By Arun Kumar, IANS,
Washington : Striving for a multi-polar international system, India will seek to emerge as one of the poles while serving as a political and cultural bridge between a rising China and the US, according to a US intelligence study.
“India’s growing international confidence, derived primarily from its economic growth and its successful democratic record, now drives New Delhi toward partnerships with many countries,” said the National Intelligence Council’s “Global Trends 2025 – A Transformed World” report released here Thursday.
However, these partnerships are aimed at maximising India’s autonomy, not at aligning India with any country or international coalition, added the report based on a global survey of experts and trends by US intelligence analysts.
Timed to be ready for the administration of US President-elect Barack Obama, who takes office Jan 20, the report said: “Indian leaders do not see Washington as a military or economic patron and now believe the international situation has made such a benefactor unnecessary.”
“New Delhi will, however, pursue the benefits of favourable US ties, partly, too, as a hedge against any development of hostile ties with China.
“Indian policymakers are convinced that US capital, technology, and goodwill are essential to India’s continued rise as a global power,” the report said.
The US will remain one of India’s largest export destinations, the key to international financial institutions such as the World Bank and foreign commercial lending, and the largest source of remittances.

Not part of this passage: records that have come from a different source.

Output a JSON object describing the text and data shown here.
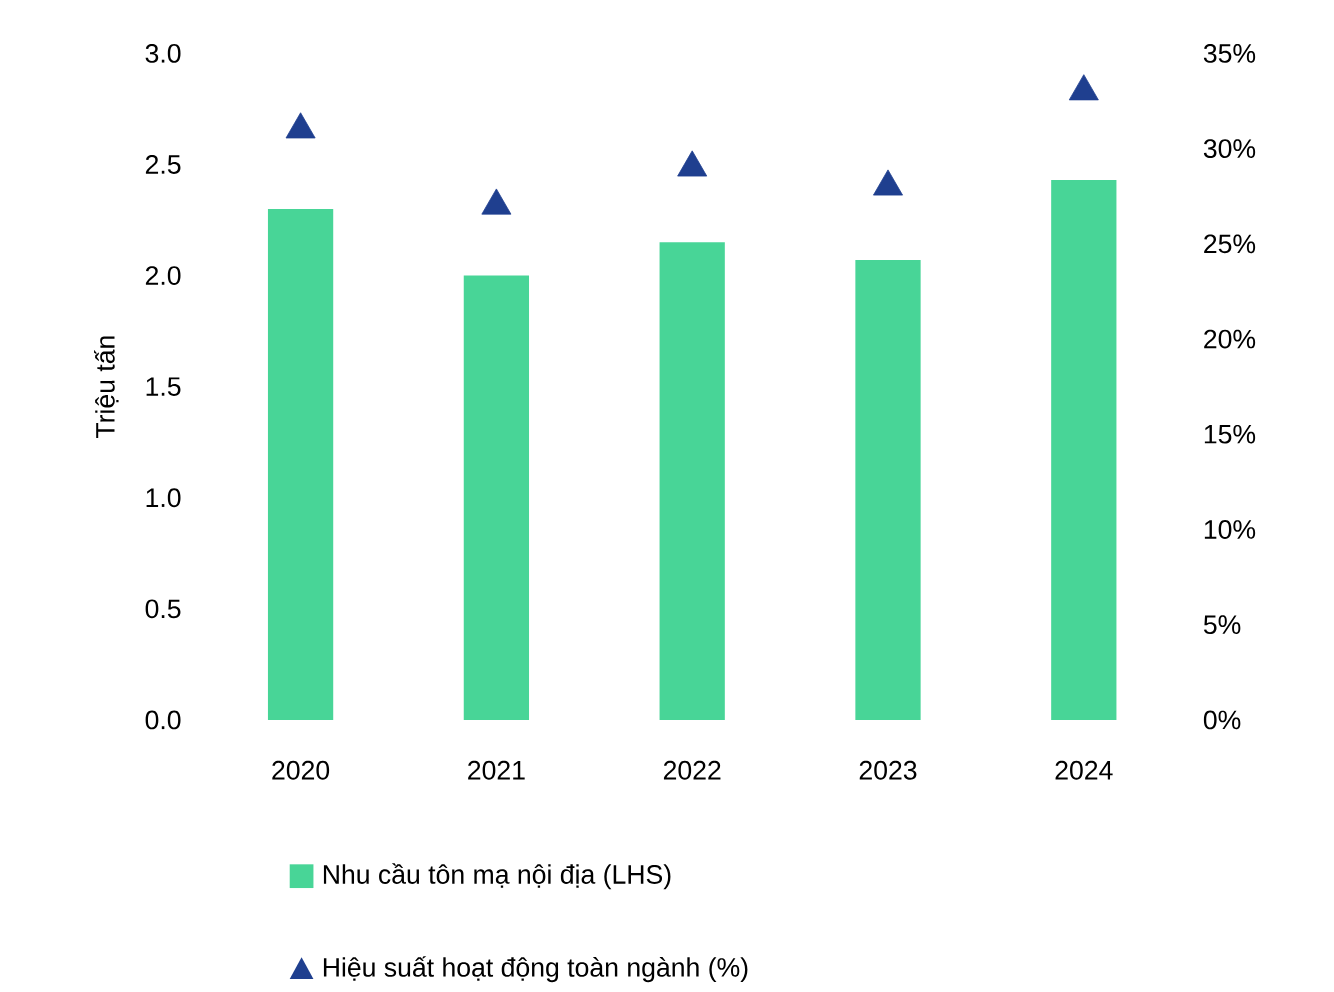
{
  "chart_data": {
    "type": "bar",
    "ylabel": "Triệu tấn",
    "categories": [
      "2020",
      "2021",
      "2022",
      "2023",
      "2024"
    ],
    "series": [
      {
        "name": "Nhu cầu tôn mạ nội địa (LHS)",
        "color": "#48d597",
        "values": [
          2.3,
          2.0,
          2.15,
          2.07,
          2.43
        ]
      },
      {
        "name": "Hiệu suất hoạt động toàn ngành (%)",
        "type": "scatter",
        "axis": "y2",
        "marker": "triangle",
        "color": "#1f3f8f",
        "values": [
          31,
          27,
          29,
          28,
          33
        ]
      }
    ],
    "ylim": [
      0,
      3
    ],
    "yticks": [
      {
        "value": 0,
        "label": "0.0"
      },
      {
        "value": 0.5,
        "label": "0.5"
      },
      {
        "value": 1,
        "label": "1.0"
      },
      {
        "value": 1.5,
        "label": "1.5"
      },
      {
        "value": 2,
        "label": "2.0"
      },
      {
        "value": 2.5,
        "label": "2.5"
      },
      {
        "value": 3,
        "label": "3.0"
      }
    ],
    "y2lim": [
      0,
      35
    ],
    "y2ticks": [
      {
        "value": 0,
        "label": "0%"
      },
      {
        "value": 5,
        "label": "5%"
      },
      {
        "value": 10,
        "label": "10%"
      },
      {
        "value": 15,
        "label": "15%"
      },
      {
        "value": 20,
        "label": "20%"
      },
      {
        "value": 25,
        "label": "25%"
      },
      {
        "value": 30,
        "label": "30%"
      },
      {
        "value": 35,
        "label": "35%"
      }
    ],
    "legend": "bottom"
  }
}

“The Indian diaspora, composed largely of highly skilled professionalism, will remain a key element in deepening US-Indian ties,” it said. “The Indian market for US goods will grow substantially as New Delhi reduces restrictions on trade and investment.”
India’s military also will be eager to benefit from expanded defence ties with Washington, the report said. “Indian leaders, however, will probably avoid ties that could resemble an alliance relationship.”

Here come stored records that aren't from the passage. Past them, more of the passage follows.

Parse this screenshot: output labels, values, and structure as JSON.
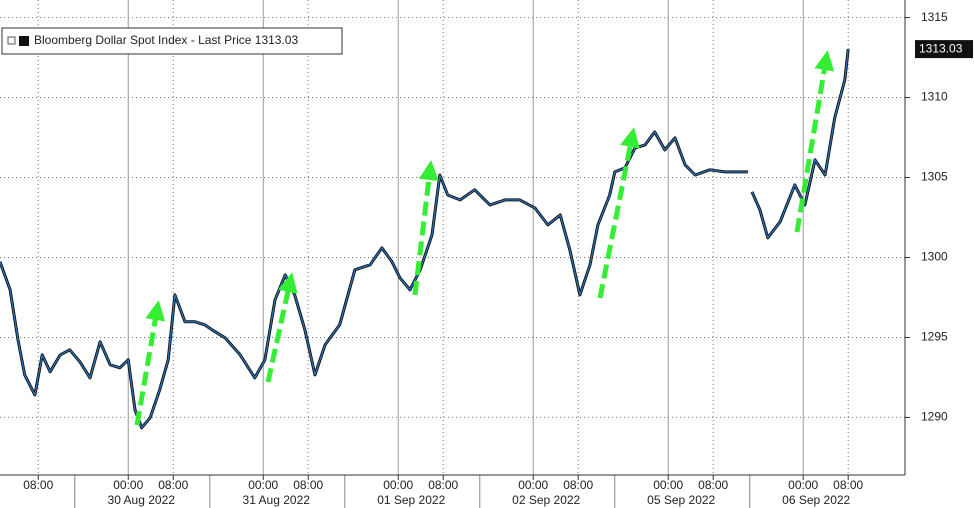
{
  "chart_data": {
    "type": "line",
    "series": [
      {
        "name": "Bloomberg Dollar Spot Index - Last Price",
        "color": "#2a6fb5",
        "last_value": 1313.03,
        "values": [
          1299.73,
          1297.98,
          1294.85,
          1292.66,
          1291.41,
          1293.91,
          1292.85,
          1293.91,
          1294.23,
          1293.48,
          1292.48,
          1294.73,
          1293.29,
          1293.1,
          1293.6,
          1290.48,
          1289.35,
          1289.98,
          1291.73,
          1293.6,
          1297.66,
          1295.98,
          1295.98,
          1295.79,
          1295.48,
          1294.98,
          1293.91,
          1292.48,
          1293.6,
          1297.35,
          1298.91,
          1297.66,
          1295.48,
          1292.66,
          1294.54,
          1295.79,
          1299.23,
          1299.54,
          1300.6,
          1299.73,
          1298.73,
          1297.98,
          1299.23,
          1301.41,
          1305.16,
          1303.91,
          1303.6,
          1304.23,
          1303.29,
          1303.6,
          1303.6,
          1303.1,
          1302.04,
          1302.66,
          1300.48,
          1297.66,
          1299.54,
          1302.04,
          1303.91,
          1305.35,
          1305.6,
          1306.85,
          1307.04,
          1307.85,
          1306.73,
          1307.48,
          1305.79,
          1305.16,
          1305.48,
          1305.35,
          1305.35,
          1305.35,
          null,
          1304.1,
          1302.98,
          1301.23,
          1302.23,
          1304.54,
          1303.29,
          1306.1,
          1305.16,
          1308.73,
          1311.1,
          1313.03
        ]
      }
    ],
    "x": [
      1.2,
      3.0,
      4.4,
      5.6,
      7.4,
      8.7,
      10.1,
      11.9,
      13.6,
      15.4,
      17.2,
      19.0,
      20.8,
      22.5,
      24.0,
      25.2,
      26.4,
      27.9,
      29.6,
      31.1,
      32.3,
      34.1,
      35.9,
      37.6,
      38.9,
      41.2,
      43.9,
      46.5,
      48.3,
      50.1,
      51.9,
      53.6,
      55.4,
      57.2,
      59.0,
      61.6,
      64.3,
      67.0,
      69.1,
      70.9,
      72.3,
      74.1,
      75.9,
      78.0,
      79.4,
      80.8,
      83.0,
      85.6,
      88.3,
      91.0,
      93.6,
      96.3,
      98.6,
      100.8,
      102.5,
      104.3,
      106.1,
      107.5,
      109.6,
      110.5,
      112.3,
      114.1,
      115.9,
      117.6,
      119.4,
      121.2,
      123.0,
      124.8,
      127.4,
      130.1,
      131.9,
      134.2,
      134.6,
      134.9,
      136.3,
      137.7,
      139.9,
      142.5,
      144.3,
      146.1,
      147.9,
      149.6,
      151.4,
      152.0
    ],
    "xlim": [
      1.2,
      162.1
    ],
    "xticks": [
      {
        "value": 8,
        "label": "08:00"
      },
      {
        "value": 24,
        "label": "00:00"
      },
      {
        "value": 32,
        "label": "08:00"
      },
      {
        "value": 48,
        "label": "00:00"
      },
      {
        "value": 56,
        "label": "08:00"
      },
      {
        "value": 72,
        "label": "00:00"
      },
      {
        "value": 80,
        "label": "08:00"
      },
      {
        "value": 96,
        "label": "00:00"
      },
      {
        "value": 104,
        "label": "08:00"
      },
      {
        "value": 120,
        "label": "00:00"
      },
      {
        "value": 128,
        "label": "08:00"
      },
      {
        "value": 144,
        "label": "00:00"
      },
      {
        "value": 152,
        "label": "08:00"
      }
    ],
    "dates": [
      "30 Aug 2022",
      "31 Aug 2022",
      "01 Sep 2022",
      "02 Sep 2022",
      "05 Sep 2022",
      "06 Sep 2022"
    ],
    "ylim": [
      1286.4,
      1316.1
    ],
    "yticks": [
      1290,
      1295,
      1300,
      1305,
      1310,
      1315
    ],
    "grid": true
  }
}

At home, with India remaining confident that it can contain the Kashmiri separatist movement, regional and ethnic insurgencies are unlikely to threaten India’s unity, but the growing reach of the Maoist movement would lead to heightened violence and instability in several parts of the country, it said.
“Regional and ethnic insurgencies that have plagued India since independence are likely to persist, but they will not threaten India’s unity We assess New Delhi will remain confident that it can contain the Kashmiri separatist movement.
“However, India is likely to experience heightened violence and instability in several parts of the country because of the growing reach of the Maoist Naxalite movementl,” the report.
On the economic front, it predicted that India probably will continue to enjoy relatively rapid economic growth.
“Although India faces lingering deficiencies in its domestic infrastructure, skilled labour, and energy production, we expect the nation’s rapidly expanding middle class, youthful population, reduced reliance on agriculture, and high domestic savings and investment rates to propel continued economic growth.
“India’s impressive economic growth over the past 15 years has reduced the number of people living in absolute poverty, but the growing gap between rich and poor will become a more important political issue.
“The general direction of India’s economic policymaking is unlikely to be reversed, but the pace and scale of reform will fluctuate,” the report said.
“We believe Indians will remain strongly committed to democracy, but the polity could become more fragmented and fractious, with national power being shared across successive political coalitions.
“Future elections are likely to be multi-sided affairs yielding awkward coalitions with unclear mandates,” it added.